Despite Ms. Angeles and Mr. Austin’s remorse, the reality at the time of the crisis was that many leading business schools had pre- existing ethics and corporate social responsibility, or CSR, programs in place.
For example, NYU Stern first introduced its Business & Society Program back in 2003. More formal mechanisms of oversight were also in play. As far back as 1998, an annual report entitled “Beyond Gray Pinstripes,” published by the Aspen Institute, examined the inclusion of socially responsible management topics in MBA curricula.
The novel impact of the recession was to exacerbate the need to re-evaluate the importance that business schools place on such topics, e.g. ethics and CSR.
This impact was especially felt amongst undergraduate business programs, whose administrators worried that their students’ lack of exposure to the humanities would hinder their overall personal and intellectual development. This idea was formalized in a much- publicized book, “Rethinking Undergraduate Business Education: Liberal Learning for the Profession” (2011). The book centered on a Carnegie Foundation study which found that “Business programs rarely challenge students’ assumptions, ask them to think creatively, or understand the broader context of business.”
Three years after the crisis, the world of business academia continues to grapple with how to incorporate dimensions of ethics and CSR into the curriculum. This past April, the Association to Advance Collegiate Schools of Business, the worldwide leading accrediting agency for business-schools, again announced heightened standards regarding ethics requirements.

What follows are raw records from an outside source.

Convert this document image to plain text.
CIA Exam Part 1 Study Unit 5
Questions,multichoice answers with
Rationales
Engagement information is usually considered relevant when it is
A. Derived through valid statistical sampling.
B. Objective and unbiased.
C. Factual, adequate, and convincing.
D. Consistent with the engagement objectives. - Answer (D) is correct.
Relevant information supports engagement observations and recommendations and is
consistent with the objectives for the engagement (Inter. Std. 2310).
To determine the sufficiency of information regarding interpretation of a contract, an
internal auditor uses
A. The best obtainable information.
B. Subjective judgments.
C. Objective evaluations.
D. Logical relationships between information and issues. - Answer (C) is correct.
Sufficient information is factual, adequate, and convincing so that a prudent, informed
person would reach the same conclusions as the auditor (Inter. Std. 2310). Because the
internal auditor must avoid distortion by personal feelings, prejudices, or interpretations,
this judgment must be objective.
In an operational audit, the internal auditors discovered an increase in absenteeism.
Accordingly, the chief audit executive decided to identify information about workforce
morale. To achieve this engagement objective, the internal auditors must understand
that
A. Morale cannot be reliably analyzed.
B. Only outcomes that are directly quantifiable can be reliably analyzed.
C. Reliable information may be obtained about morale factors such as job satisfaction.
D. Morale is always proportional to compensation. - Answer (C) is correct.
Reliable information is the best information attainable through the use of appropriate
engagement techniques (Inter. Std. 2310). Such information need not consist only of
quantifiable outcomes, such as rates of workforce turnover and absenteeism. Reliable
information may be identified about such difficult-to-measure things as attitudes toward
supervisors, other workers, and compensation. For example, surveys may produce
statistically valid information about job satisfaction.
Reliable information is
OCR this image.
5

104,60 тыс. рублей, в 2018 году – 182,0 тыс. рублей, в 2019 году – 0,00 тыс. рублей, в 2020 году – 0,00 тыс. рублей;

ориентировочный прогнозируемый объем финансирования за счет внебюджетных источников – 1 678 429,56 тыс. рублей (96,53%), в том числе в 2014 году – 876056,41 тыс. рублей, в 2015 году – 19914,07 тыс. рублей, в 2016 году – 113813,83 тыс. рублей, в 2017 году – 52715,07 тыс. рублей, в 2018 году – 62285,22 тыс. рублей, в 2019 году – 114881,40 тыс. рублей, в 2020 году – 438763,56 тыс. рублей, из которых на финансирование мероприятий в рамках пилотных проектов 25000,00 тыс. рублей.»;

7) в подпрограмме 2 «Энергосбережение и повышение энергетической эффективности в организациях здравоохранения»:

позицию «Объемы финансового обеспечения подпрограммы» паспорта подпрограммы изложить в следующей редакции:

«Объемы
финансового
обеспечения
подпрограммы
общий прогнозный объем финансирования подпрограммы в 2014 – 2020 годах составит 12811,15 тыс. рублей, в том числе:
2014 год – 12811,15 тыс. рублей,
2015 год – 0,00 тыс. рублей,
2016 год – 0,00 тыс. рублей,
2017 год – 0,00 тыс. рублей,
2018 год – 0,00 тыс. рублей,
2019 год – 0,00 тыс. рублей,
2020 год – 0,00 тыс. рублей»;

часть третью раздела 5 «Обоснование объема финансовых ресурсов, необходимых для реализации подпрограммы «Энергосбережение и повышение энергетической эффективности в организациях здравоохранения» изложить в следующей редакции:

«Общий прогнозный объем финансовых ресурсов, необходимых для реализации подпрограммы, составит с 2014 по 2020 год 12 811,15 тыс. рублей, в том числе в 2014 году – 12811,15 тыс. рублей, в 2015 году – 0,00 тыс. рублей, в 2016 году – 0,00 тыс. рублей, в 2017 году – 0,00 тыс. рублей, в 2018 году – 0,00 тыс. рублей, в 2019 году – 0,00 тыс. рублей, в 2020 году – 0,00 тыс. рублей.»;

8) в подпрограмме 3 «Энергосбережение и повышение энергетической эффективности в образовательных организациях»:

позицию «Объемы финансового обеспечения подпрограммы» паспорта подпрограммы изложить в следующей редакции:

“Schools must show how they are committed to ethical behavior as institutions, as well as how they are embedding this behavior in the learning experience,” said Linda Livingstone, dean of Pepperdine University’s Graziadio School of Business & Management and member of the AACSB’s committee on accreditation quality.
NYU Stern continues to grapple with and address this problem, in part by recently making a few high-profile hirings.
Last year, NYU Stern hired social psychologist Jonathan Haidt to develop a course called Ethical Systems Design. Haidt’s recent work on morality and politics has garnered him a regular slate of op-ed columns in outlets like TIME magazine and The New York Times, and a lighter- toned guest appearance on the popular show “The Colbert Report.”
This past February, NYU Stern also hired the formidable attorney and humanitarian advocate Michael Posner to establish “the first-ever center on human rights at a business school.”
Given the unsettled nature of this debate over ‘ethical’ business school curriculum, it came as a surprise last year when the Aspen Institute decided to cease the continuation of its “Beyond Gray Pinstripes” survey. “We’re claiming victory,” said Aspen’s Laurie Ginsberg, manager of the institute’s Business & Society Program. “The things we were celebrating and highlighting have become baseline in many programs across the globe.”
One hundred and forty- nine business school programs participated in Aspen’s final Pinstripes survey. Other thought leaders in the space are not sold on this victory.
In a recent op-ed for the Global Times, Sir Richard Lambert — former director-general of the Confederation of British Industry and the present chancellor of University of Warwick — called on the world of business academia to do more: “Academics themselves should be doing more to shape the debate, through their research and their writings…[Business school graduates] need big new ideas and fresh thinking about their roles and responsibilities.”
Another oft-cited criticism about current ethics and CSR programs are their relative isolation within the broader curriculum. For example, some question how effective a CSR course can be when the students are not considering such issues, e.g. human rights and labor ethics, in their global operations courses.
C.B. Bhattacharya, the CSR program head at the European School of Management and Technology, has articulated the need for such programs to “build linkages to other disciplines” and “integrate sustainability through the entire curriculum.”
Maybe increased pressure from high-profile donors, who are often the source of funding for these CSR programs, can speed this development. Media titan Michael Leeds recently donated $35 million to create a Center for Education on Social Responsibility at his alma mater, the University of Colorado.
Drawing on his first-hand experience grappling with the gray area of business ethics, he said: “If you say [the students] have to take a class in ethics, that’s good, but it doesn’t impact the students’ thinking unless they talk about it in relation to management or accounting and how it fits in with the values in other classes.”